Magistrado ponente: Rigoberto Echeverri Bueno

Decreto 758 de 1990Ley 100 de 1993

CORTE SUPREMA DE JUSTICIA Radicación n.° 59115 RIGOBERTO ECHEVERRI BUENO Magistrado ponente SL1900-2018 Radicación n.° 59115 Acta 19 Bogotá, D. C., treinta (30) de mayo de dos mil dieciocho (2018). Decide la Corte el recurso de casación interpuesto por el apoderado de MARÍA CONSUELO GUTIÉRREZ CARDONA contra la sentencia proferida el 11 de septiembre de 2012 por la Sala Laboral del Tribunal Superior del Distrito Judicial de Manizales, dentro del proceso ordinario laboral que adelanta en contra del INSTITUTO DE SEGUROS SOCIALES.

I.

ANTECEDENTES María Consuelo Gutiérrez Cardona promovió proceso ordinario laboral en contra del Instituto de Seguros Sociales, con el fin de que se le reconociera y pagara la pensión de vejez, a partir del 16 de enero de 2011, en cuantía de un S.M.L.M.V, junto con los incrementos legales, las mesadas causadas retroactivamente, los intereses moratorios y las costas procesales.

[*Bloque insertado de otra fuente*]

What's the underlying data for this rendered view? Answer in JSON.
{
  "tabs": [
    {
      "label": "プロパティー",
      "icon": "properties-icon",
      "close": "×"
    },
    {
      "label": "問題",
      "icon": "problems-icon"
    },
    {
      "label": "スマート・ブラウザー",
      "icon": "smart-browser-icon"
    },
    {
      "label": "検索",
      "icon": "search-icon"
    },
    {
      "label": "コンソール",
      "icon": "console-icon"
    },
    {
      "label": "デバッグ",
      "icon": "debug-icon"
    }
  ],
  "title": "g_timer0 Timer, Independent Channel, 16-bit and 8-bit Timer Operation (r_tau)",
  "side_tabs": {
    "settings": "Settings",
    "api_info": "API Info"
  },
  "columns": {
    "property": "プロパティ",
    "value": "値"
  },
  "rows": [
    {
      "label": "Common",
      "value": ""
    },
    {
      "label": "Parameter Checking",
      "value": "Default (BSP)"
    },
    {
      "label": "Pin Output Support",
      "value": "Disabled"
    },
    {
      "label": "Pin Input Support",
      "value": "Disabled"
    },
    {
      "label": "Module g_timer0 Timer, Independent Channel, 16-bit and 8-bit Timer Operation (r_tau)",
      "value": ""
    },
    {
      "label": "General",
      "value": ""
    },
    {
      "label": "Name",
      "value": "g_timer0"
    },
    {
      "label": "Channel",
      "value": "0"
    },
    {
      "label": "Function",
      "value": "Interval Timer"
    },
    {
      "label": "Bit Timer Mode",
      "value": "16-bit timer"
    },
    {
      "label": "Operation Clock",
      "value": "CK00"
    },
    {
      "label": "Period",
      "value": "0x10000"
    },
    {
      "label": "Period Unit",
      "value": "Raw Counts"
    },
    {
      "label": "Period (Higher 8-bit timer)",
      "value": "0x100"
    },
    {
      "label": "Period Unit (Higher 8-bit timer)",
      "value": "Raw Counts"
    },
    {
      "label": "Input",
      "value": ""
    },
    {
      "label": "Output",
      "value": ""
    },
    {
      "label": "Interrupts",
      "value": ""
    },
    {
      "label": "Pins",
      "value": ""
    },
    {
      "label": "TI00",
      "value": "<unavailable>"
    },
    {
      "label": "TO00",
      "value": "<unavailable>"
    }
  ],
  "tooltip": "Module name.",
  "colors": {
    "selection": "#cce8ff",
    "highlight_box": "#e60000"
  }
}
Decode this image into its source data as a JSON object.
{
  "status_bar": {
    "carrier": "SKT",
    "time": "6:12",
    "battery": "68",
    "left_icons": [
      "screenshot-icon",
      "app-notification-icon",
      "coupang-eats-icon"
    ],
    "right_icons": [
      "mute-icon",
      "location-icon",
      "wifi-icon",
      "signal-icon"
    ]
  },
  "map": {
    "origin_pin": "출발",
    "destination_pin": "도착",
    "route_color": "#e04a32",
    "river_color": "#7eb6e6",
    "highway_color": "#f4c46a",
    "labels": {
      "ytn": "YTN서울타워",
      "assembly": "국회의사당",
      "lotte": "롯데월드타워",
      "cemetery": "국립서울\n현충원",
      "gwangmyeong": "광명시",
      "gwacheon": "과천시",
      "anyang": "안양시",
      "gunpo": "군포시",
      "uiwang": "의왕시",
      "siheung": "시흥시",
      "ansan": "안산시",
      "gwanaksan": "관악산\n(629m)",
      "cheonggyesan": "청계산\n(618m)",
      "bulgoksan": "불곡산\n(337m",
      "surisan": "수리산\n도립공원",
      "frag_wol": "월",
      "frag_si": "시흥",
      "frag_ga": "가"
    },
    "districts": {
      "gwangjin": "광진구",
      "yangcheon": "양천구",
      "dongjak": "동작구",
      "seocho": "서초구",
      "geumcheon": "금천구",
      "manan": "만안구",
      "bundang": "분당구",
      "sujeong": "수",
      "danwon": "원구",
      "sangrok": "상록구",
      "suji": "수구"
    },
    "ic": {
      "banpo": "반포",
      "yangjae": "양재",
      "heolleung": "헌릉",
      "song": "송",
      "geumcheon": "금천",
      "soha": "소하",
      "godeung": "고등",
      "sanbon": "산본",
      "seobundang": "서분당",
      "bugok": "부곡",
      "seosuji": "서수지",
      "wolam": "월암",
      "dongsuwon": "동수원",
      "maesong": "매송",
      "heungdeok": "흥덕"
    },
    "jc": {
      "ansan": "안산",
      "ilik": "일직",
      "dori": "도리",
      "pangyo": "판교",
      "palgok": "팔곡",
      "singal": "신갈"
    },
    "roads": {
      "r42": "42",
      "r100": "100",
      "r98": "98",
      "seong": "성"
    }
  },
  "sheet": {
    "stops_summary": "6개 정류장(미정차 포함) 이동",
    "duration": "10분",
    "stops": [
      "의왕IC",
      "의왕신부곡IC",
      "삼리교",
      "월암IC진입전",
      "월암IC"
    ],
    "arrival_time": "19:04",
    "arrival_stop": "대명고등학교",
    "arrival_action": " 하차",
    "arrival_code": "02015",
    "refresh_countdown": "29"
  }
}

Como fundamento de sus pedimentos, relató que nació el 16 de enero de 1956; que prestó sus servicios al sector privado y fue afiliada al Instituto de Seguros Sociales para cubrir las contingencias de I.V.M.; que, previo cumplimiento de los 55 años de edad, solicitó ante el instituto demandado el reconocimiento y pago de la pensión de vejez; que con Resolución nº 100718 de 2011, el ISS le negó el derecho pensional bajo el argumento de que no cumplía la densidad de semanas exigidas; que entre el 6 de octubre de 1986 y el 31 de enero de 2012 reportaba 729,43 semanas en transición, y entre el 1 de octubre de 1996 y el 31 de diciembre de 2010, 620.16 semanas, lo que significaba que poseía más de las 500 semanas que se le exigían.

El Instituto, en el escrito de contestación (folios 33 a 36 del cuaderno de la demanda) se opuso a la prosperidad de las súplicas del libelo inicial. Aceptó los hechos relativos a la fecha de nacimiento de la actora, la solicitud de reconocimiento del derecho pensional y el acto administrativo que negó la prestación, por no acreditar la densidad de semanas requeridas.

Frente a los demás supuestos, los negó o manifestó atenerse a lo que resultara probado. Aclaró que revisado el reporte de semanas de la demandante, se acreditaba un total de 678 semanas entre el 6 de octubre de 1986 y el 30 de octubre de 2010, que resultaban insuficientes para acceder a la prestación. En su defensa, propuso como excepciones de mérito las que denominó «ausencia de requisitos para acceder al derecho reclamado», prescripción y las declarables de oficio.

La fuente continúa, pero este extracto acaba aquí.